Cannot build  BurrFactory
Cannot build  DirichletFactory
Cannot build  FisherSnedecorFactory
Cannot build  GeneralizedParetoFactory
Cannot build  InverseNormalFactory
Cannot build  LogUniformFactory
Cannot build  MeixnerDistributionFactory
Cannot build  RiceFactory





The key step is to sort the array containing the BIC scores.

In [5]:
sorted_BIC_scores = score_array.sortAccordingToAComponent(1)
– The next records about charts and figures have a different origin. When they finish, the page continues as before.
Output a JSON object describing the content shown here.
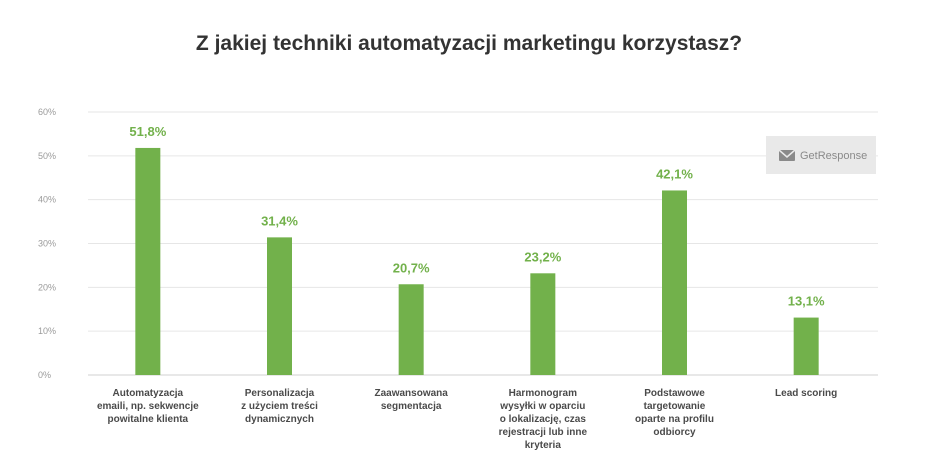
{
  "chart_data": {
    "type": "bar",
    "title": "Z jakiej techniki automatyzacji marketingu korzystasz?",
    "categories": [
      "Automatyzacja emaili, np. sekwencje powitalne klienta",
      "Personalizacja z użyciem treści dynamicznych",
      "Zaawansowana segmentacja",
      "Harmonogram wysyłki w oparciu o lokalizację, czas rejestracji lub inne kryteria",
      "Podstawowe targetowanie oparte na profilu odbiorcy",
      "Lead scoring"
    ],
    "category_lines": [
      [
        "Automatyzacja",
        "emaili, np. sekwencje",
        "powitalne klienta"
      ],
      [
        "Personalizacja",
        "z użyciem treści",
        "dynamicznych"
      ],
      [
        "Zaawansowana",
        "segmentacja"
      ],
      [
        "Harmonogram",
        "wysyłki w oparciu",
        "o lokalizację, czas",
        "rejestracji lub inne",
        "kryteria"
      ],
      [
        "Podstawowe",
        "targetowanie",
        "oparte na profilu",
        "odbiorcy"
      ],
      [
        "Lead scoring"
      ]
    ],
    "values": [
      51.8,
      31.4,
      20.7,
      23.2,
      42.1,
      13.1
    ],
    "value_labels": [
      "51,8%",
      "31,4%",
      "20,7%",
      "23,2%",
      "42,1%",
      "13,1%"
    ],
    "yticks": [
      0,
      10,
      20,
      30,
      40,
      50,
      60
    ],
    "ytick_labels": [
      "0%",
      "10%",
      "20%",
      "30%",
      "40%",
      "50%",
      "60%"
    ],
    "ylim": [
      0,
      60
    ],
    "grid": true,
    "xlabel": "",
    "ylabel": "",
    "bar_color": "#72b14b"
  },
  "logo": {
    "text": "GetResponse",
    "icon": "envelope-icon"
  }
}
There might be more than 30 distributions which can be built onto the sample. Here, we limit the list to the top 10 distributions which have the lowest BIC scores. We will use Pandas in order to print the BIC scores nicely. To do this, we create the `BIC_data` list, which contains the name of the factory and the corresponding BIC score. This is where the index of the distribution in the first column of `sorted_BIC_scores` is used. However, the `Sample` stores `float`s: we have to convert them into an integer before using it as an index. 

In [6]:
BIC_data = []
rank = list(range(min(number_of_factories, 10)))
for i in rank:
    distribution_index = int(sorted_BIC_scores[i, 0])
    factory = marginalFactories[distribution_index]
    BIC_score = sorted_BIC_scores[i, 1]
    BIC_data.append([factory, BIC_score])
    print("%s, BIC = %.3f" % (factory, BIC_score))

NormalFactory, BIC = 2.902
WeibullMaxFactory, BIC = 2.934
WeibullMinFactory, BIC = 2.939
TruncatedNormalFactory, BIC = 2.939
LogisticFactory, BIC = 2.945
LogNormalFactory, BIC = 2.948
StudentFactory, BIC = 2.949
VonMisesFactory, BIC = 2.953
TriangularFactory, BIC = 2.968
BetaFactory, BIC = 3.033